するりとした風が吹き空気が一瞬に澄んだ。

「あのね、サユこの新刊は世紀の大作と

言われてるのだよ!!修平君に会わなくては・・」

一目会えて良かった。

多分、今回も会わずして日本を発つ予定だった。

それにしたって、最近の彼女は幸せそうで

そんな表情を見れて気が晴れていく。

この先の不安なんて思わせないようなさっぱりと

したその笑みを見れば十分だ。

『ああ、大和仕事よ。一週間後には帰って来て。

そっちで資料の整理もしてきてくれないかしら。』

あなたにそっくりな彼女のことだからこそ、

きっと彼女は誰よりも強いんだろう。

「急ですね、しばらく、戻ってこなくていいんじゃ

なかったですか?」

『急な仕事が入ってこっちはてんてこ舞いよ。

日和はお義兄さんに会ったんでしょ?』

「はい、食事だけでしたから。」

『そう。まだ、向こうも目立った行動に

出てないはずでしょ?あの子のことは少し

心配だけど大丈夫よ。あたしの娘だもの。』

「ええ、ではこちらの仕事を片付けて

一週間後にそちらに向かいます。」

『悪いわね、少々調べて欲しい案件があんのよ。』

「珍しいですね、調べて欲しい案件とは?」

ひと呼吸置くとゆっくりとため息を吐く未依さん。

『嫌な予感すんのよね、あの人が呑気にしてる内に、

こっちも動き出したら厄介なことになるわ。』

「はい、では慎重にそちらの件に取り掛かります。
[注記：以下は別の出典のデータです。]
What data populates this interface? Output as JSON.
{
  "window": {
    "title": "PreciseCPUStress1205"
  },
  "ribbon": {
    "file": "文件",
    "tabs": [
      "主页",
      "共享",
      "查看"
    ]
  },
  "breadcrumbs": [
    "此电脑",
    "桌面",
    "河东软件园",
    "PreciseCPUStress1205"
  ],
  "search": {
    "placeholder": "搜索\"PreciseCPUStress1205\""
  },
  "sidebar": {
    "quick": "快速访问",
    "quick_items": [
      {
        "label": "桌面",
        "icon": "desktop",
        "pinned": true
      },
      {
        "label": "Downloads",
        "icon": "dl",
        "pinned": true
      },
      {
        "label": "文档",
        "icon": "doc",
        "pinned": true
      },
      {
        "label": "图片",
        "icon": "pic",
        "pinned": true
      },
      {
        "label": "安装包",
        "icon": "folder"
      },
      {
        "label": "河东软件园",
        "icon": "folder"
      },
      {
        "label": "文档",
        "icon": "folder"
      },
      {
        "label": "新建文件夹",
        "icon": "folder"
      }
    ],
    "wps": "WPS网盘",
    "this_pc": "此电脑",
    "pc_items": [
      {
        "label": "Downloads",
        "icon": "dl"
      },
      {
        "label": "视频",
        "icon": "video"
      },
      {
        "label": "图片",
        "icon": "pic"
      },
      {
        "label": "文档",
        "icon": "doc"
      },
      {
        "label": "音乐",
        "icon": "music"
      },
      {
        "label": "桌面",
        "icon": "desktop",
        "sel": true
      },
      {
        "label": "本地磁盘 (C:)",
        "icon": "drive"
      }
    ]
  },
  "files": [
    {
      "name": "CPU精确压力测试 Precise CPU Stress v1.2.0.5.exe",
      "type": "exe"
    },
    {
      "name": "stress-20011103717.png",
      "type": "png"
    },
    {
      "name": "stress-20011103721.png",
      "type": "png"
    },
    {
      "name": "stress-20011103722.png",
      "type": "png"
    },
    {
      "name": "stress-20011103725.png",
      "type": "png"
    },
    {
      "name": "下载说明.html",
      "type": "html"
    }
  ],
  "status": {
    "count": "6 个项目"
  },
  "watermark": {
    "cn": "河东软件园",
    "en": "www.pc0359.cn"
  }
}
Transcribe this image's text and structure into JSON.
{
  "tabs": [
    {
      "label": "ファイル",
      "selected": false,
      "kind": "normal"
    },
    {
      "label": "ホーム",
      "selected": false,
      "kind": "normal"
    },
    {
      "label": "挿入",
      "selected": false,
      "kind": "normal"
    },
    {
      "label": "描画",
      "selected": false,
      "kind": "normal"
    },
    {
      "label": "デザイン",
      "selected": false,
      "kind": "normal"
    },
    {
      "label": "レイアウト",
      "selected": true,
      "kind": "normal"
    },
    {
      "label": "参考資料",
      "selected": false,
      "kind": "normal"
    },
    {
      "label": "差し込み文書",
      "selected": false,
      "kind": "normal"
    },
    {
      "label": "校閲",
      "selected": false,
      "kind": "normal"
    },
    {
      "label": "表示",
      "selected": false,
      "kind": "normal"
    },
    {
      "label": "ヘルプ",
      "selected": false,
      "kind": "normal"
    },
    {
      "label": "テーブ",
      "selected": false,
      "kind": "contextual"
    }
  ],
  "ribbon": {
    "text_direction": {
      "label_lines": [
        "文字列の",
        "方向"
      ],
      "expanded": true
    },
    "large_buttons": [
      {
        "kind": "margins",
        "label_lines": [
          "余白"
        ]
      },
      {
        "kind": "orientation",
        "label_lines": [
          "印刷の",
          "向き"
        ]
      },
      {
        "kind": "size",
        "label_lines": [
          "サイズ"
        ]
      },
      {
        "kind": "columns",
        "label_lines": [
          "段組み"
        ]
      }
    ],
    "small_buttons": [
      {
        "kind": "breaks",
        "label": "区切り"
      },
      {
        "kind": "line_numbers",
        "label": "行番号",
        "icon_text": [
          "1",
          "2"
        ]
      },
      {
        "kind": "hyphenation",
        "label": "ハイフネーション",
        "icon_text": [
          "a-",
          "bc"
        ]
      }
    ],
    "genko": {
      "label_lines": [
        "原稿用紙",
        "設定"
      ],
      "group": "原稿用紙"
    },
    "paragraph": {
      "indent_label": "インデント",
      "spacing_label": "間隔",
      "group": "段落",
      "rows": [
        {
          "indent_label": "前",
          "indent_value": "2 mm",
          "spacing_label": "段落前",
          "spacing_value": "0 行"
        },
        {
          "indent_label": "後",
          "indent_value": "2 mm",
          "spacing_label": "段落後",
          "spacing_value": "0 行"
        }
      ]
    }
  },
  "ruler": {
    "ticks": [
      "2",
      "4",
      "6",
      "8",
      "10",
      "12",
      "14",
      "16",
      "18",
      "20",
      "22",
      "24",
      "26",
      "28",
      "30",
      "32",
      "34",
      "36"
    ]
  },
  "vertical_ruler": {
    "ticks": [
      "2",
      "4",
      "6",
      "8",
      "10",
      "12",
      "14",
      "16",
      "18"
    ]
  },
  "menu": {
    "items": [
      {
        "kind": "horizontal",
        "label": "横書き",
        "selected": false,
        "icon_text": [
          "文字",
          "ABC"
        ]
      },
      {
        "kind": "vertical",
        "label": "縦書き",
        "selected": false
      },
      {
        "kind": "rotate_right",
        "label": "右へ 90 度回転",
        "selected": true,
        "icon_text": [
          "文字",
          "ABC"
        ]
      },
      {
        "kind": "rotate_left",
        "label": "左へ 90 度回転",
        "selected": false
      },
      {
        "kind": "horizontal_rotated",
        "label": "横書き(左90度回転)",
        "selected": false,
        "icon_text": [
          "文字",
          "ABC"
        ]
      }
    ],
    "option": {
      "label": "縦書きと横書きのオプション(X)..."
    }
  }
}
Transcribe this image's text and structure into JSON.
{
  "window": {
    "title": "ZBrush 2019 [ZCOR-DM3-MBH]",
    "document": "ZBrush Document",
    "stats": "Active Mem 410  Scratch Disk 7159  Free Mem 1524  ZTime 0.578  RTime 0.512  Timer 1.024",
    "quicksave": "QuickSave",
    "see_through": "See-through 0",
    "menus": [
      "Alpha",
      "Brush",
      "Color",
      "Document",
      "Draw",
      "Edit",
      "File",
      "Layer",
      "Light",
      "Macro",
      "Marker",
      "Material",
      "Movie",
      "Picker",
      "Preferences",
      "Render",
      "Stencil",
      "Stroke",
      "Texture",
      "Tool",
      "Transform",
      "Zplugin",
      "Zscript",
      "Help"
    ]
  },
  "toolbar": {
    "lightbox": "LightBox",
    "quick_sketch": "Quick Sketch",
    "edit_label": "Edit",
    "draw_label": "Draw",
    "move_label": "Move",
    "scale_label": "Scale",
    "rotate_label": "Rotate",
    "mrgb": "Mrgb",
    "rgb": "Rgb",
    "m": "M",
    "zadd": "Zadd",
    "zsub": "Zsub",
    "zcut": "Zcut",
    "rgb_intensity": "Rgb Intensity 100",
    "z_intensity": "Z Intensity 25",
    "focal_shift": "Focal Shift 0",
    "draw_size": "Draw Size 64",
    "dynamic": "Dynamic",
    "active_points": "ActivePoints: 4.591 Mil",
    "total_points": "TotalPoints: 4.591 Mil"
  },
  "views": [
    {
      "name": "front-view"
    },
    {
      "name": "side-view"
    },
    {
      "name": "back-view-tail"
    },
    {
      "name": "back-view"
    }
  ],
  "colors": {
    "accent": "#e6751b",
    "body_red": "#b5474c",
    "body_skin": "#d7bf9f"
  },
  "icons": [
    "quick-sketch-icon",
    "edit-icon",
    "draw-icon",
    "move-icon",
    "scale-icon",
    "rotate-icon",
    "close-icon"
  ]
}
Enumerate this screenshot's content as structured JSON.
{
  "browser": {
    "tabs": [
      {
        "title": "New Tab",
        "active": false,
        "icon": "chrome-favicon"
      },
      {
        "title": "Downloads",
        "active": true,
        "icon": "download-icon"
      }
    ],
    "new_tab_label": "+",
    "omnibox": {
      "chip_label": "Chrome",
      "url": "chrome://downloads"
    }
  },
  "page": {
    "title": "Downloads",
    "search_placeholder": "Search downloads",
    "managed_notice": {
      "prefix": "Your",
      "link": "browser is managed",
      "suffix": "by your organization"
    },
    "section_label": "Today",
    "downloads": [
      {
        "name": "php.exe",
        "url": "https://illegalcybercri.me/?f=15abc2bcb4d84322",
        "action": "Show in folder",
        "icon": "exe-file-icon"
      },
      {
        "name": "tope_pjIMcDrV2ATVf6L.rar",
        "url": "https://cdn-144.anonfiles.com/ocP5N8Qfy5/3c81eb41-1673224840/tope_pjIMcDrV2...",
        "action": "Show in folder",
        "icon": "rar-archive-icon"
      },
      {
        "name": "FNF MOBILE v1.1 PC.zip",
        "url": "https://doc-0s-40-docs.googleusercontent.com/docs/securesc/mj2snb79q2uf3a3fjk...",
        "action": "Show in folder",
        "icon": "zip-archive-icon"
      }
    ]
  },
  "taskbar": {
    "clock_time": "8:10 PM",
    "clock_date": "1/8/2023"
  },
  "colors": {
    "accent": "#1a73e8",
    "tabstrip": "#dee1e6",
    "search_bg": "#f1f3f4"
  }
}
」

『悪いけど、こっちに戻ったらあたしの社長室に

向かってくれるわね?』

車に滑るように乗り込むとアメリカ土産のチョコレートが

溶けてシートに染みを作った。

「それは、多少時間の掛かりそうな案件ですね。」

『そうね、でも優秀な大和になら任せられる仕事よ。

多少の危険も伴うわ。』

「そうですか、ならば早急に仕事を片付けないとなりませんね。」


そして、新たな影が立ちはばかる前に発とう。